The unit, therefore, approved such requests not just based on the urgency of the request, as was the case previously, but whether the prices being quoted were reasonable enough.
In many cases, he said, the prices quoted were found to be far above the prevailing market prices.
Mr Adjei explained that in 2017, the new measures helped the state to make a saving of GH¢800 million, while for the first half of 2018, a saving of over GH¢795 million was made, bringing the total to nearly GH¢1.6 billion.
He noted that although the Auditor General’s report uncovered some misuse of state funds annually, the PPA was determined to ensure that that money was not spent before the findings were made.
“We want to prevent the loss of the money before the Auditor General finds out”, he said.
Mr Adjei disclosed that the authority had concluded procurement investigations into the operations of the National Lotteries Authority, National Communications Authority, Electricity Company of Ghana, Electoral Commission, Ghana Airports Authority and the Ghana Water Company Ltd.

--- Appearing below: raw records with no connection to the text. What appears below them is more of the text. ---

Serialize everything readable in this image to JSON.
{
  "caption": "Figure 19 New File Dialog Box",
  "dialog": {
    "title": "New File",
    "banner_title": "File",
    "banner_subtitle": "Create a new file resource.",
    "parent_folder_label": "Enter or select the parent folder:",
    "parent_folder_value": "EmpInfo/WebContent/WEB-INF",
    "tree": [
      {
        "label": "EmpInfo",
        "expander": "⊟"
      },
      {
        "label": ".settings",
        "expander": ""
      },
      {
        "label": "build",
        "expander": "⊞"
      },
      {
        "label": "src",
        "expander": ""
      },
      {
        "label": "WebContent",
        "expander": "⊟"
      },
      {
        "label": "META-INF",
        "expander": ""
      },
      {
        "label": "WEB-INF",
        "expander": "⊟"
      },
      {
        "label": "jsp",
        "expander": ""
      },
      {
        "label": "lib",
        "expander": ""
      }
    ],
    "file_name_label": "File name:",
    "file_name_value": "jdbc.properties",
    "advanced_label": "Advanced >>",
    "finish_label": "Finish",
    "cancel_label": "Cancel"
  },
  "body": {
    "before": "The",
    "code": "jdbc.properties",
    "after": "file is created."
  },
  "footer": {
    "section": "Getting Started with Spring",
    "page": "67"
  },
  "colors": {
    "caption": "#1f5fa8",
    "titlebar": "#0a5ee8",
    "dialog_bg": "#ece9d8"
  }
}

The audit report on those organisations, he said, had been lodged with the Attorney-General and the Economic and Organised Crime Office for further investigations and possible prosecution.
He said 10 other institutions were being audited and named them as the Ministry of Education, Ghana National Petroleum Corporation, Ministry of Energy, University of Education, Winneba and the Accra Metropolitan Assembly.
The rest are the Komfo Anokye Teaching Hospital, Kwame Nkrumah University of Science and Technology, Northern Electricity Development Company, Tema Oil Refinery and the Controller and Accountant General’s Department.
Mr Adjei commended the media for the watchdog role they had played in exposing the rot in procurement related challenges in the country, and added that the PPA would partner the media to offer training for journalists on the Public Procurement Law to enable them to build capacity to provide accurate reporting on procurement issues.